The Commission is also reportedly investigating Oracle Cloud and SAP’s business cloud offerings under the same gatekeeper framework, though no preliminary findings have been issued. Should those companies eventually be designated, the combined effect would be a complete restructuring of enterprise software licensing. “We are moving toward a world where the customer—not the vendor—decides where and how to run software,” said McLennan. “It’s the biggest shift since the client‑server revolution.”

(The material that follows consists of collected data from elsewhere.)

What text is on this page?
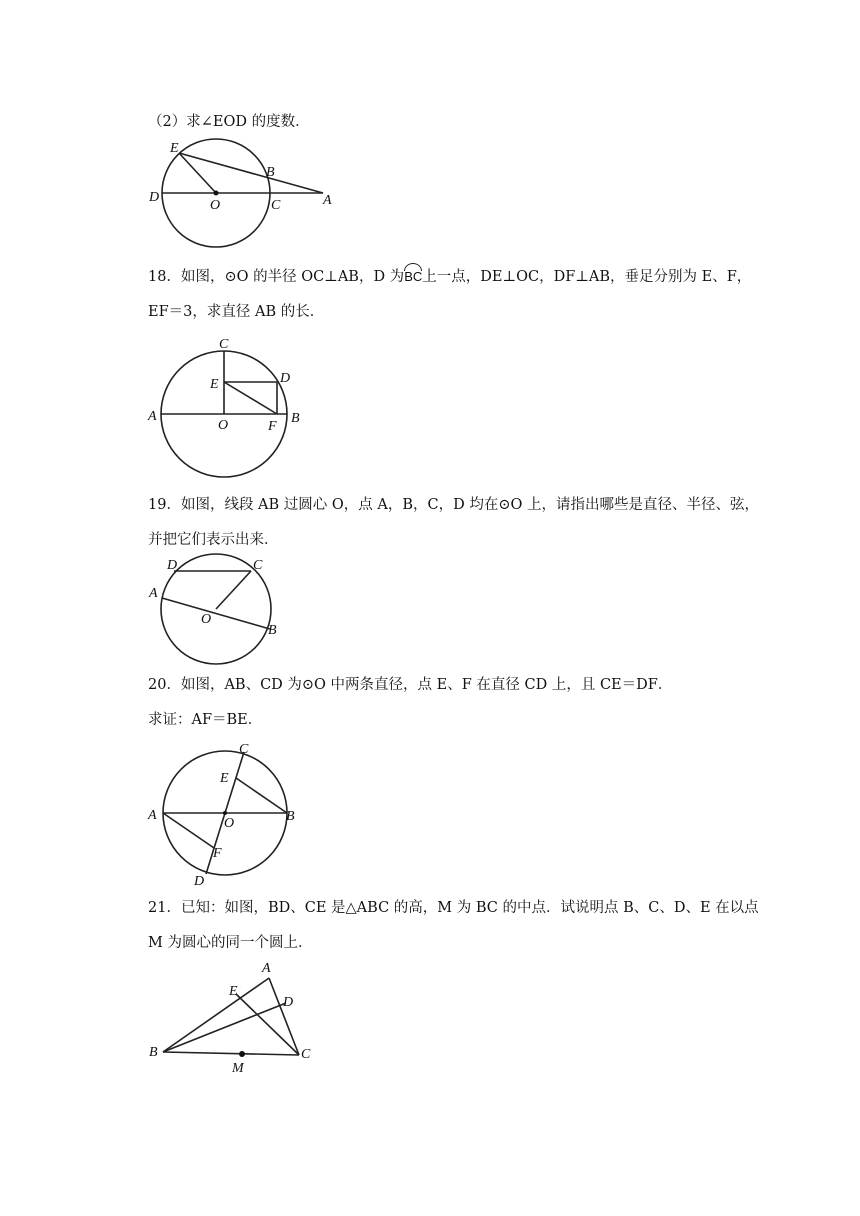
（2）求∠EOD 的度数．
E
B
D
O	C	A
18．如图，⊙O 的半径 OC⊥AB，D 为BC上一点，DE⊥OC，DF⊥AB，垂足分别为 E、F，
EF＝3，求直径 AB 的长．
C
E	D
A
O	F
B
19．如图，线段 AB 过圆心 O，点 A，B，C，D 均在⊙O 上，请指出哪些是直径、半径、弦，
并把它们表示出来．
D	C
A
O
B
20．如图，AB、CD 为⊙O 中两条直径，点 E、F 在直径 CD 上，且 CE＝DF．
求证：AF＝BE．
C
E
A
O	B
F
D
21．已知：如图，BD、CE 是△ABC 的高，M 为 BC 的中点．试说明点 B、C、D、E 在以点
M 为圆心的同一个圆上．
A
E
D
B	C
M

For Windows shops in particular, the interplay between Azure and on‑premises Windows Server environments will become a test case. The DMA could require Microsoft to provide the same management tools, security patches, and support for virtualized Windows instances on AWS, Google Cloud, and even private data centers as it does for Azure VMs. That would fundamentally alter the Windows Server ecosystem, which today is heavily tilted toward Azure through Hyper‑V and Azure Arc integrations.
Conclusion
The preliminary designation of AWS and Azure as gatekeepers under the DMA represents a watershed moment for enterprise IT. It thrusts cloud architecture decisions—long the domain of cost optimization and technical fit—squarely into the realm of regulatory compliance. For a generation of IT leaders who have grown accustomed to the convenience of tightly integrated cloud services, the coming year will demand a new mindset: one that values portability, open standards, and strategic independence above all.
As the Commission’s investigation moves toward a final decision, enterprises that begin preparing now will not only reduce their exposure to potential non‑compliance but also position themselves to exploit the new cloud landscape long before their competitors. The message from Brussels is unmistakable: the cloud is no longer an unregulated frontier. The era of gatekeeper dominance is drawing to a close.